The charging requirements for electric vehicles are not the same for all of them, they may differ depending on: the connector used, the type of charging current, the power limits accepted by the vehicle, etc.
In view of the above, the international standard IEC 61851-1 has established 4 charging modes for electric vehicles, as follows:
It consists of the direct connection of the electric vehicle to normal power outlets and without special safety systems. Typically, mode 1 is used for charging electric bicycles, electric scooters, scooters, etc.
In several countries, this charging mode is restricted or prohibited for charging electric vehicles of higher power than those mentioned above.
Current and voltage ratings must not exceed 16 A and 250 V for single-phase or 16 A and 480 V for three-phase.
In charging mode 2, unlike mode 1, it requires the presence of a specific electrical communication and safety system between the connection point and the electric vehicle, this system is placed in the charging cable itself and is called Control Box. It can be used with domestic and industrial plugs on the mains connection side and with dedicated connector for electric vehicle charging on the vehicle side. In a way you could call it a portable recharging point. In several countries, this charging mode is restricted for use.
Current and voltage ratings must not exceed 32 A and 250 V for single-phase or 32 A and 480 V for three-phase.

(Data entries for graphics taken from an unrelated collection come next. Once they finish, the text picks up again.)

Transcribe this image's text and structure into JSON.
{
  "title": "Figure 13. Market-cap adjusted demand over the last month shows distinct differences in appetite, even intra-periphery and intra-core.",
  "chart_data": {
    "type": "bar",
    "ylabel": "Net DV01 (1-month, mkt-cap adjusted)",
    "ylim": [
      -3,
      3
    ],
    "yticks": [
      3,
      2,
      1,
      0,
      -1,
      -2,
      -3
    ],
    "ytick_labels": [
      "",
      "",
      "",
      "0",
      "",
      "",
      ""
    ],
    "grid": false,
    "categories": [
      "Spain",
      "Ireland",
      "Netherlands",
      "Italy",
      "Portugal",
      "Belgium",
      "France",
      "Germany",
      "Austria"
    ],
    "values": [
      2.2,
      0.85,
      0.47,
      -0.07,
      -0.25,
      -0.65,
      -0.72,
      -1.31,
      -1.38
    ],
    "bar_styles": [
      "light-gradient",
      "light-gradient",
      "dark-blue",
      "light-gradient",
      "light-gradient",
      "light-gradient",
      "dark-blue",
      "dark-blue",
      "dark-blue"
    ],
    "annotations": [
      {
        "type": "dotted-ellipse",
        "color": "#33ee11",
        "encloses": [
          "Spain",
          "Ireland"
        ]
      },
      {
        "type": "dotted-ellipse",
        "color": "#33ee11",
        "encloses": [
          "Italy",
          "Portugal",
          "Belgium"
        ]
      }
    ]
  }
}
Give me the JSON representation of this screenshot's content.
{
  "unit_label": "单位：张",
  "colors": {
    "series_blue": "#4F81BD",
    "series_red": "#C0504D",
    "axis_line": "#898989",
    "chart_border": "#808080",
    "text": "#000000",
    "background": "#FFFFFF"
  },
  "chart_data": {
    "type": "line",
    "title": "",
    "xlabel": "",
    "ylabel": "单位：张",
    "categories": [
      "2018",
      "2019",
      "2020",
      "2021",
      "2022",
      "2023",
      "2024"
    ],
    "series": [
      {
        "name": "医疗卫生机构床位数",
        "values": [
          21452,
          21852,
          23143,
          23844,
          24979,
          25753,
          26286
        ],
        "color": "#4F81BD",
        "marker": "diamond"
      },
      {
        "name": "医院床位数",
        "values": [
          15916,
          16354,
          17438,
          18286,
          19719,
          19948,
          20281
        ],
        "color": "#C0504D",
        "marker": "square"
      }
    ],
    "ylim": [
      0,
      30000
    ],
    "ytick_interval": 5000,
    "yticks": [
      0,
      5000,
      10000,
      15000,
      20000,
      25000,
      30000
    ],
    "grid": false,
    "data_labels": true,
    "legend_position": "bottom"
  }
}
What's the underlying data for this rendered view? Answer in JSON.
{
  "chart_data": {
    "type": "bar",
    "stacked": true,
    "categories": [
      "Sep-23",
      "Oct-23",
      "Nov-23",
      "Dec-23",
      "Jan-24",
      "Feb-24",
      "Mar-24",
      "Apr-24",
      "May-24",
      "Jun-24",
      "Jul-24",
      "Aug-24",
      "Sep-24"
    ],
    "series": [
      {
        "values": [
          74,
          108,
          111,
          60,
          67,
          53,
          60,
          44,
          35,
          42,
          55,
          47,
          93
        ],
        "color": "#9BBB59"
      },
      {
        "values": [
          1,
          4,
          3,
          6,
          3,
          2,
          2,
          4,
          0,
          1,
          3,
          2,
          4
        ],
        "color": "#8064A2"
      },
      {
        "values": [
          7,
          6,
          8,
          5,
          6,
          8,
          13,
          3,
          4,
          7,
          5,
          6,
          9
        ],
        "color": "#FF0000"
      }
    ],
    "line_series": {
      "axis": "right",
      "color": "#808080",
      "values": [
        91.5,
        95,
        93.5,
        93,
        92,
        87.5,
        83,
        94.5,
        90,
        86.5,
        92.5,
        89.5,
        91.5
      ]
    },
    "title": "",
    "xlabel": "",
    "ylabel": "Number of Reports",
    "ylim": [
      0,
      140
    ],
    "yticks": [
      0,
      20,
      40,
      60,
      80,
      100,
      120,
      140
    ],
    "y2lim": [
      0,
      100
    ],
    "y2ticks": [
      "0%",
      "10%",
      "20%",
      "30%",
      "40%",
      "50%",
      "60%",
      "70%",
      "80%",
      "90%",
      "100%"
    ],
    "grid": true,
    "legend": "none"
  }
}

Note: it is normally limited to 12 A by the use of a domestic schuko type plug on the mains connection side.
This mode requires the vehicle to be charged through a power supply system permanently connected to the electrical grid. The electrical control and safety system is integrated directly into the dedicated charging point.
For this charging mode, the connectors used will be specific for recharging the electric vehicle on both sides, both on the grid connection side and on the vehicle connection side.
Charging stations operating in mode 3 can allow charging up to 63 A and 250 V in single-phase or up to 63 A and 480 V in three-phase, although it is most common to find charging stations with a maximum of up to 32 A and 250 V in single-phase or up to 32 A and 480 V in three-phase.
This is the charging mode set for direct current (DC) charging. Due to the high powers at which it works, it requires the converter that transforms the current from the alternating current (AC) side to the direct current (DC) side to be external to the vehicle and located inside the charging station itself, which is more bulky than mode 3 stations. The charging cable and connector are always attached to the charging station itself.
For this charging mode there are two standards, one Japanese and one European called respectively, CHAdeMO and CCS.
Charging stations that charge in mode 4 allow charging up to 500 A and 1000 V even if the legislation does not specify a maximum limit.